最初、他のライダーは彼を笑い 「ファール、君は疲れているにちがいない、その上で居眠りをしたいのか。なぜ、まっすぐに体を起こして男らしく漕がないのか?」と言いました。 ファールが彼ら全員を後にしたとき、彼らは笑うのをやめました。 その後、彼らは彼のおかしい自転車をドラフト(自転車競技で風圧を避けるため前車の直後を走ること) することさえできないので動揺しました。 次々とフランシス・ファールはヨーロッパであらゆる第一級トラックサイクリストを破りました。 そしてリカンベントのはっきりした空気力学的な優勢を利用しました。

疾走するファールの写真

注)リカンベントの後ろについてもリカンベントが低いために一般のロードでは風圧を避けられません。

ファールがいろいろなショートコース上の世界新記録と他のリカンベントのサイクリストがロードレースで彼らの競争相手を手際よく叩いたと確認したあと、彼らは長い間『最終的な』記録と考えられていたアワーレコードに挑むことを決めました。 1907年に打ち立てられた毎時41.520kmの記録は20年間破られることはありませんでした。 その理由としては戦争の間に、多くのサイクリストは命を失ったり負傷したりトレーニングができなかったなどということもあったでしょう。

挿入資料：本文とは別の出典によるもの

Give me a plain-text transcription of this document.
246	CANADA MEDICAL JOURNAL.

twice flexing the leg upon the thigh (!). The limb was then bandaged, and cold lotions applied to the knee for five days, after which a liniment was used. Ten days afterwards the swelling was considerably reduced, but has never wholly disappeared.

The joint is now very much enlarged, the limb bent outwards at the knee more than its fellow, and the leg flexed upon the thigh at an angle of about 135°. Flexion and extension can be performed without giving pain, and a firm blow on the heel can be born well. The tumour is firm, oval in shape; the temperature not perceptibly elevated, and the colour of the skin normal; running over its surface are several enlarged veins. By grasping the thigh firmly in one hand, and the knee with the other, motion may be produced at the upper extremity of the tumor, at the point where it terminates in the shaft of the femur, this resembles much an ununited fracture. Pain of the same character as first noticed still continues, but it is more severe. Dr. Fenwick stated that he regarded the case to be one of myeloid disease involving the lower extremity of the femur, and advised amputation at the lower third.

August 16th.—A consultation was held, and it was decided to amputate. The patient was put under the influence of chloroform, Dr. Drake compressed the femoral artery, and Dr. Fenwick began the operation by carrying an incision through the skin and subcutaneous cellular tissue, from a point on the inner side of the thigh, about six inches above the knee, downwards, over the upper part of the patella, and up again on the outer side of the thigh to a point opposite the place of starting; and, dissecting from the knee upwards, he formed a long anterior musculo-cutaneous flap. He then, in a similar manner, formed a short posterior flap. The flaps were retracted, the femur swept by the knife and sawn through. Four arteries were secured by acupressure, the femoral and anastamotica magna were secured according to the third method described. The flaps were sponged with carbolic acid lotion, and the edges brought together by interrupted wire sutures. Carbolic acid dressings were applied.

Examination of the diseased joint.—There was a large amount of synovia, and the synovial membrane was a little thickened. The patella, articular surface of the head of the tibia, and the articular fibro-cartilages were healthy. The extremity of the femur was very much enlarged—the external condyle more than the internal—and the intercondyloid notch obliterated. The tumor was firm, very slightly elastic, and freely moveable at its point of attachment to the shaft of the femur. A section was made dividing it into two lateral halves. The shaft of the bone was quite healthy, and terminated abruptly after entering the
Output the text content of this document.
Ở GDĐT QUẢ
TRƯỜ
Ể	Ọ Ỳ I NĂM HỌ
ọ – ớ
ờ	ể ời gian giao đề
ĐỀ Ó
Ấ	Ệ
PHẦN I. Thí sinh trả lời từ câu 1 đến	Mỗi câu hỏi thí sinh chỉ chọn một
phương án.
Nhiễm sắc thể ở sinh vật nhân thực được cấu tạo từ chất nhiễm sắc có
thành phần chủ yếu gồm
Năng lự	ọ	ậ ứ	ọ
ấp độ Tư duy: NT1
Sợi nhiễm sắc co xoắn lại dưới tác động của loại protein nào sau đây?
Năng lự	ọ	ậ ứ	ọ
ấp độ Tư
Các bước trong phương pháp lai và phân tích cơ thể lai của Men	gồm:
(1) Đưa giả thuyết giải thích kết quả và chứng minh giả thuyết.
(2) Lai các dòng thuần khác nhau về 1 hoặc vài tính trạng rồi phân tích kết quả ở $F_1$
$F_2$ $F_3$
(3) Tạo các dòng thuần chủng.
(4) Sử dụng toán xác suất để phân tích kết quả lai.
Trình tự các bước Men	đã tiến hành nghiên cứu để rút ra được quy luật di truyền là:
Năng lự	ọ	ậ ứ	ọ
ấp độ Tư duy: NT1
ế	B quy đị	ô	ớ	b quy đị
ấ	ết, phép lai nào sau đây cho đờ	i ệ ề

1933年7月7日、フランシスファールはパリ競輪場において毎時45.055km(27.9マイル)でこの記録を破りました。
このことは問題となり、UCIで討議されることになりました。 UCIの中でも好意的だったり批判的であったりと二分されましたが、一部にはフランシスファールのような二級サイクリストに世界記録を作っているイベントに参加する権利がないという意見がありました。 これらの批評家は明らかにファールより強い選手を望みました。

UCIはレギュレーションを変更し、

  • ボトムブラケットは、地面より上に24と30cmの間になければならない。
  • サドルの前はボトムブラケットの後12cmのみ。
  • ボトムブラケットから前輪の車軸までの距離が、58と75cmの間になければならない
としました。 これによりリカンベントは2つの車輪とチェーン、ハンドル、座席と人間の推進力を持つにも関わらず自転車と認められなくなりました。 これは1934年4月1日に実施されました。

ダイジェストはここまでです。

このようにしてリカンベントは競技の世界から排除されました。 もしファールが一流のレーサだったら多分、違った結果となり今頃リカンベントはメジャーな存在になっていたかも知れませんね。 当時のUCIのメンバーの中にも好意的だった人たちもいたようで、そのような可能性もあったようです。 HPV(人力駆動車)最速への挑戦は現代でも行われており、毎時130kmオーバーに突入しています。 参考:
Battle Mountain
World's Fastest Bicycle!←動画

ちなみにリカンベントは正式には自転車ではないという意見があります。 もしUCIのレギュレーションに合わないものは自転車でないと定義すると競技車両以外は全て自転車ではないということになります。 なにも競技のための定義で自転車かどうかなんて決めつけなくても良いのになぁと思うのですが。 そういう理由からかHPV(人力駆動車)と呼ばれてます。

話は変わりますが、リカンベントに乗り始めた頃、雨降りのときも乗れるように屋根とかあればなぁと思ったものです。 でも考えてみれば、それってベロカーそのものではないですか。 実際、ベロモービルとかいってそういう製品もあるようですし、また観光地ではベロタクシーというのも走っています。 なんだかベロカーが復活しているような気がしてきました。